Roscoff, France – a town of the sea

Of all the off-the-beaten-path places most Americans miss, few have so much to offer as Roscoff, a quaint port on the English Channel, in Bretagne (Brittany), northwest of France. Some US travel guides don’t even mention it, which is a shame: Roscoff has gorgeous views, great cuisine, rich history and a central location that invites you to explore Bretagne.  

I had Roscoff on my radar, and decided to rent a house there with my daughter Clara, in the winter of 2017; the idea was to enjoy the town without the famous crowds that arrive faithfully from England every summer. I had been warned that it would rain a lot, but I didn’t mind that.
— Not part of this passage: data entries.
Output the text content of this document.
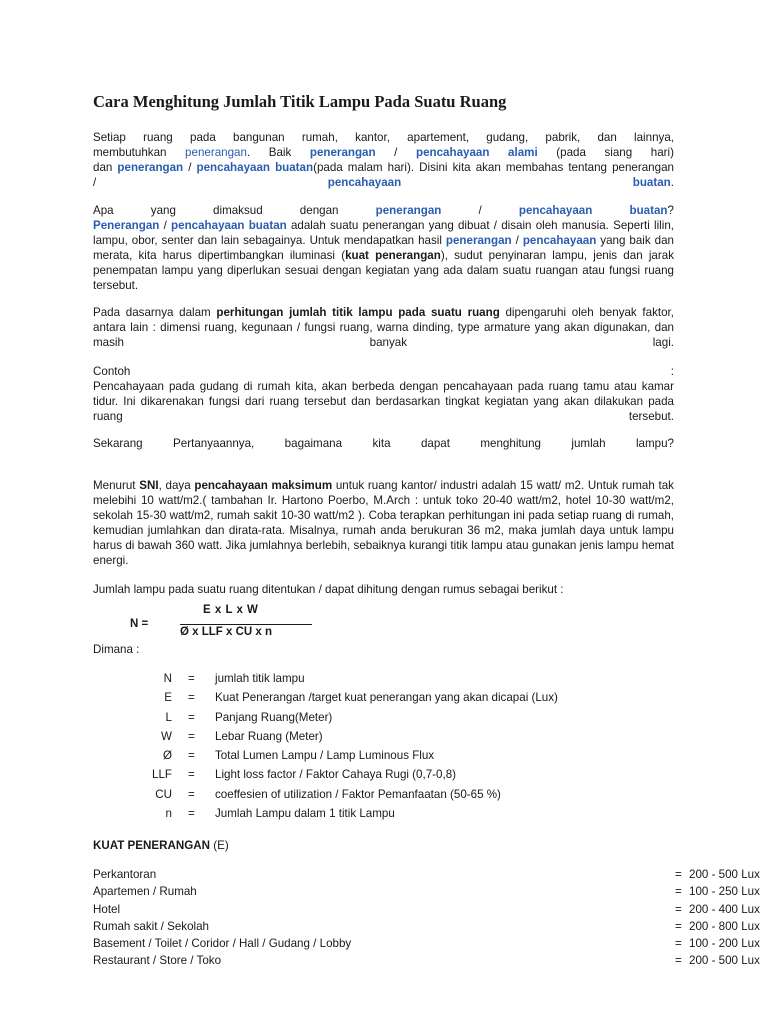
Cara Menghitung Jumlah Titik Lampu Pada Suatu Ruang
Setiap ruang pada bangunan rumah, kantor, apartement, gudang, pabrik, dan lainnya,
membutuhkan penerangan. Baik penerangan / pencahayaan alami (pada siang hari)
dan penerangan / pencahayaan buatan(pada malam hari). Disini kita akan membahas tentang penerangan
/	pencahayaan	buatan.
Apa yang dimaksud dengan	penerangan	/	pencahayaan	buatan?
Penerangan / pencahayaan buatan adalah suatu penerangan yang dibuat / disain oleh manusia. Seperti lilin,
lampu, obor, senter dan lain sebagainya. Untuk mendapatkan hasil penerangan / pencahayaan yang baik dan
merata, kita harus dipertimbangkan iluminasi (kuat penerangan), sudut penyinaran lampu, jenis dan jarak
penempatan lampu yang diperlukan sesuai dengan kegiatan yang ada dalam suatu ruangan atau fungsi ruang
tersebut.
Pada dasarnya dalam perhitungan jumlah titik lampu pada suatu ruang dipengaruhi oleh benyak faktor,
antara lain : dimensi ruang, kegunaan / fungsi ruang, warna dinding, type armature yang akan digunakan, dan
masih banyak lagi.
Contoh	:
Pencahayaan pada gudang di rumah kita, akan berbeda dengan pencahayaan pada ruang tamu atau kamar
tidur. Ini dikarenakan fungsi dari ruang tersebut dan berdasarkan tingkat kegiatan yang akan dilakukan pada
ruang	tersebut.
Sekarang Pertanyaannya, bagaimana kita dapat menghitung jumlah lampu?
Menurut SNI, daya pencahayaan maksimum untuk ruang kantor/ industri adalah 15 watt/ m2. Untuk rumah tak
melebihi 10 watt/m2.( tambahan Ir. Hartono Poerbo, M.Arch : untuk toko 20-40 watt/m2, hotel 10-30 watt/m2,
sekolah 15-30 watt/m2, rumah sakit 10-30 watt/m2 ). Coba terapkan perhitungan ini pada setiap ruang di rumah,
kemudian jumlahkan dan dirata-rata. Misalnya, rumah anda berukuran 36 m2, maka jumlah daya untuk lampu
harus di bawah 360 watt. Jika jumlahnya berlebih, sebaiknya kurangi titik lampu atau gunakan jenis lampu hemat
energi.
Jumlah lampu pada suatu ruang ditentukan / dapat dihitung dengan rumus sebagai berikut :
N =
E x L x W
Ø x LLF x CU x n
Dimana :
N = jumlah titik lampu
E = Kuat Penerangan /target kuat penerangan yang akan dicapai (Lux)
L = Panjang Ruang(Meter)
W = Lebar Ruang (Meter)
Ø = Total Lumen Lampu / Lamp Luminous Flux
LLF = Light loss factor / Faktor Cahaya Rugi (0,7-0,8)
CU = coeffesien of utilization / Faktor Pemanfaatan (50-65 %)
n = Jumlah Lampu dalam 1 titik Lampu
KUAT PENERANGAN (E)
Perkantoran	= 200 - 500 Lux
Apartemen / Rumah	= 100 - 250 Lux
Hotel	= 200 - 400 Lux
Rumah sakit / Sekolah	= 200 - 800 Lux
Basement / Toilet / Coridor / Hall / Gudang / Lobby	= 100 - 200 Lux
Restaurant / Store / Toko	= 200 - 500 Lux
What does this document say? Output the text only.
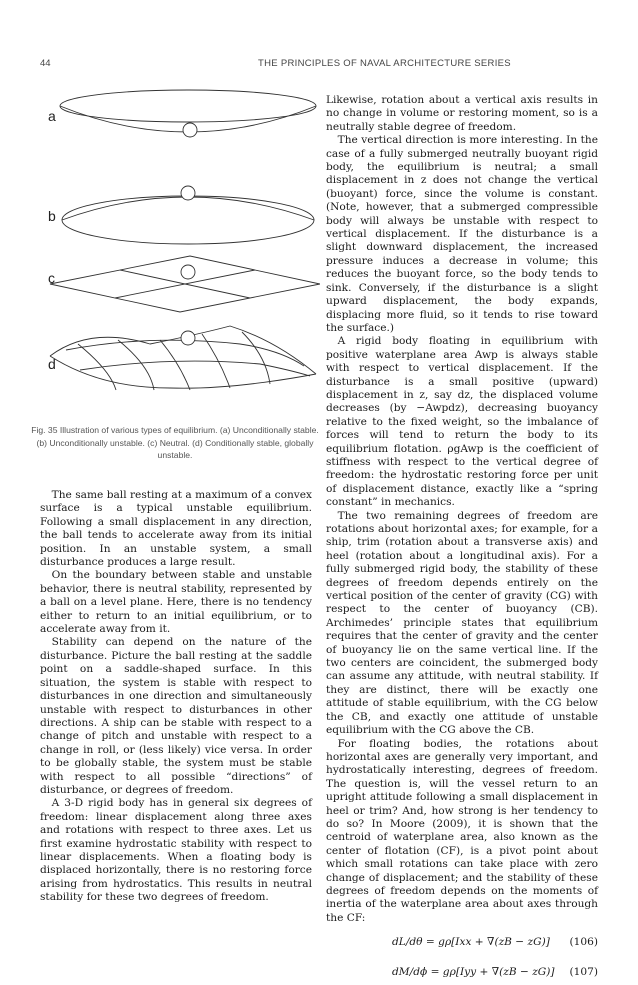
44	THE PRINCIPLES OF NAVAL ARCHITECTURE SERIES
a
b
c
d
Fig. 35 Illustration of various types of equilibrium. (a) Unconditionally stable. (b) Unconditionally unstable. (c) Neutral. (d) Conditionally stable, globally unstable.

The same ball resting at a maximum of a convex surface is a typical unstable equilibrium. Following a small displacement in any direction, the ball tends to accelerate away from its initial position. In an unstable system, a small disturbance produces a large result.

On the boundary between stable and unstable behavior, there is neutral stability, represented by a ball on a level plane. Here, there is no tendency either to return to an initial equilibrium, or to accelerate away from it.

Stability can depend on the nature of the disturbance. Picture the ball resting at the saddle point on a saddle-shaped surface. In this situation, the system is stable with respect to disturbances in one direction and simultaneously unstable with respect to disturbances in other directions. A ship can be stable with respect to a change of pitch and unstable with respect to a change in roll, or (less likely) vice versa. In order to be globally stable, the system must be stable with respect to all possible “directions” of disturbance, or degrees of freedom.

A 3-D rigid body has in general six degrees of freedom: linear displacement along three axes and rotations with respect to three axes. Let us first examine hydrostatic stability with respect to linear displacements. When a floating body is displaced horizontally, there is no restoring force arising from hydrostatics. This results in neutral stability for these two degrees of freedom.

Likewise, rotation about a vertical axis results in no change in volume or restoring moment, so is a neutrally stable degree of freedom.

The vertical direction is more interesting. In the case of a fully submerged neutrally buoyant rigid body, the equilibrium is neutral; a small displacement in z does not change the vertical (buoyant) force, since the volume is constant. (Note, however, that a submerged compressible body will always be unstable with respect to vertical displacement. If the disturbance is a slight downward displacement, the increased pressure induces a decrease in volume; this reduces the buoyant force, so the body tends to sink. Conversely, if the disturbance is a slight upward displacement, the body expands, displacing more fluid, so it tends to rise toward the surface.)

A rigid body floating in equilibrium with positive waterplane area Awp is always stable with respect to vertical displacement. If the disturbance is a small positive (upward) displacement in z, say dz, the displaced volume decreases (by −Awpdz), decreasing buoyancy relative to the fixed weight, so the imbalance of forces will tend to return the body to its equilibrium flotation. ρgAwp is the coefficient of stiffness with respect to the vertical degree of freedom: the hydrostatic restoring force per unit of displacement distance, exactly like a “spring constant” in mechanics.

The two remaining degrees of freedom are rotations about horizontal axes; for example, for a ship, trim (rotation about a transverse axis) and heel (rotation about a longitudinal axis). For a fully submerged rigid body, the stability of these degrees of freedom depends entirely on the vertical position of the center of gravity (CG) with respect to the center of buoyancy (CB). Archimedes’ principle states that equilibrium requires that the center of gravity and the center of buoyancy lie on the same vertical line. If the two centers are coincident, the submerged body can assume any attitude, with neutral stability. If they are distinct, there will be exactly one attitude of stable equilibrium, with the CG below the CB, and exactly one attitude of unstable equilibrium with the CG above the CB.

For floating bodies, the rotations about horizontal axes are generally very important, and hydrostatically interesting, degrees of freedom. The question is, will the vessel return to an upright attitude following a small displacement in heel or trim? And, how strong is her tendency to do so? In Moore (2009), it is shown that the centroid of waterplane area, also known as the center of flotation (CF), is a pivot point about which small rotations can take place with zero change of displacement; and the stability of these degrees of freedom depends on the moments of inertia of the waterplane area about axes through the CF:

dL/dθ = gρ[Ixx + ∇(zB − zG)] (106)
dM/dϕ = gρ[Iyy + ∇(zB − zG)] (107)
Our house was on the waterfront and facing a small chapel – Saint Barbe – built in 1619 by Roscoff’s seamen, to ask protection on their voyages. From my window I could see the picturesque port, and the ferries departing to Plymouth, in England, at 113 miles across the Channel. Bretagne is surrounded by the sea on three sides, and ferries are a natural mode of transportation there. The regular service to England actually started in Roscoff, with a company called Brittany Ferries. Their first boat was a converted Israeli tank-carrier that left Roscoff for Plymouth in 1972, carrying loads of Breton cauliflowers and artichokes, main local products.   

Roscoff was also the birthplace of Thalassotherapy in France. There’s a large institute in town, where they offer treatments for all sorts of conditions – from skin problems to stress – using seawater. The vast complex opened in 1899 and offers hot and cold pools, massage therapies and a line of products made with seaweed. My favorite ‘treatment’ turned out to be sitting in the pool under a waterfall of warm water that made my headache disappear. From the same spot I could see quaint Ile de Batz, a small island across the port.

During the day Clara and I would explore destinations on my must-see list: Morlaix, Saint-Pol-de-Leon, and the mesmerizing les enclos paroissiaux (Parish close). In the evenings we would return to Roscoff before the local bakery closed, to get a fresh baguette for the next morning. With that important item guaranteed, we would head to one of the few restaurants open in the winter, to have delicious crepes (her) or seafood with the catch of the day (me). And all that without tourists!

It did rain a bit, but not enough to ruin our stay. In fact, on rainy days I would read or look out from my window to see the ships being tossed like small toys by the strong winds in the port. But the sun would usually come back at the end of the day, just in time for me to be delighted by the sunset behind Saint Barbe’s Chapel, a silent witness to Roscoff’s centuries-old love affair with the sea.